Adapted from Gopalan et al. 2022
Our recent work analyzed population-level genetic data to investigate the history of the Chabu, a population of traditional hunter-gatherers living in the Southwest Ethiopian highlands. We found that the Chabu population has declined significantly over the last few millenia, mirroring trends observed in other Eastern African hunter-gatherers. However, we also observed that this trend was not universal among the descendants of ancient hunter-gatherers of this region. Future work will seek to better understand the demographic history and complex trait architecture of the people of Southwest Ethiopia.

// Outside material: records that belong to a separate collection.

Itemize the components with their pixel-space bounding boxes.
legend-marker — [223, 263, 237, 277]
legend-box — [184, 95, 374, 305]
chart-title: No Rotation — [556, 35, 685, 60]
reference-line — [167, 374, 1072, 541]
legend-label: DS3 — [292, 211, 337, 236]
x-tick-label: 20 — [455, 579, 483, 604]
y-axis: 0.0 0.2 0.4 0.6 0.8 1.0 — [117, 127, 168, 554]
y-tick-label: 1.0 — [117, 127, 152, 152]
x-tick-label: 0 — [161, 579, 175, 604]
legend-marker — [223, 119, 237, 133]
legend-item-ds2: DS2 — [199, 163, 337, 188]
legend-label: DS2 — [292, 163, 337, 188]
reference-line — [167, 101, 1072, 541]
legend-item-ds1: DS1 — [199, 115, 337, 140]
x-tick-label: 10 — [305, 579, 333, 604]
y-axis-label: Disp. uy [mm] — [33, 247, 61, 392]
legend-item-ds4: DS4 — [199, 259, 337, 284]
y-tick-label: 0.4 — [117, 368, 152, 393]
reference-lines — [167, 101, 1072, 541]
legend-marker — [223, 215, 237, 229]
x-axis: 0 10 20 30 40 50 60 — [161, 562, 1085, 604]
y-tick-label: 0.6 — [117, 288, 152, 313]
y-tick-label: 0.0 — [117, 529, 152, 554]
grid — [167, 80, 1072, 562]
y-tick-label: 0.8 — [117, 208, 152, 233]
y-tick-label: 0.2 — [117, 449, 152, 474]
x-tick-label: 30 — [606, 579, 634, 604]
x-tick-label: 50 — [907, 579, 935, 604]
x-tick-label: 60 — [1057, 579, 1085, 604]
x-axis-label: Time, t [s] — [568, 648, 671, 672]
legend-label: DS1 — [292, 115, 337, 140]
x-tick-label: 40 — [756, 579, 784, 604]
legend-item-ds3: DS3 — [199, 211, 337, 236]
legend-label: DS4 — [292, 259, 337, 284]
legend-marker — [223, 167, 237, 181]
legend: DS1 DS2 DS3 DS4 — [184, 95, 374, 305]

The phenomenon of domestication, whereby a wild population becomes dependent on humans over several generations, is frequently associated with strong selection and significant phenotypic divergence over a relatively short period of time. A classic example is the domestication of ancient wolf populations to give rise to dogs, which are genetically, morphologically, and behaviourally distinct from modern wolves. Our research seeks to elucidate the genetic and environmental drivers of these differences by studying epigenetic diversity across canid populations.
Our previous work on ancient dog genomes clarified the timing of domestication and of major demographic events, as well as the evolution of ‘domestication traits’ during the history of dogs. Future work will seek to further clarify the precise ‘tempo and mode’ of the dog domestication process by tracking how the DNA methylation profiles of dogs and wolves diverged over time. By mapping these epigenetic changes to shifts in the environment and/or genetic evolution, we will be able to determine the underlying basis of phenotypic divergence among canid populations.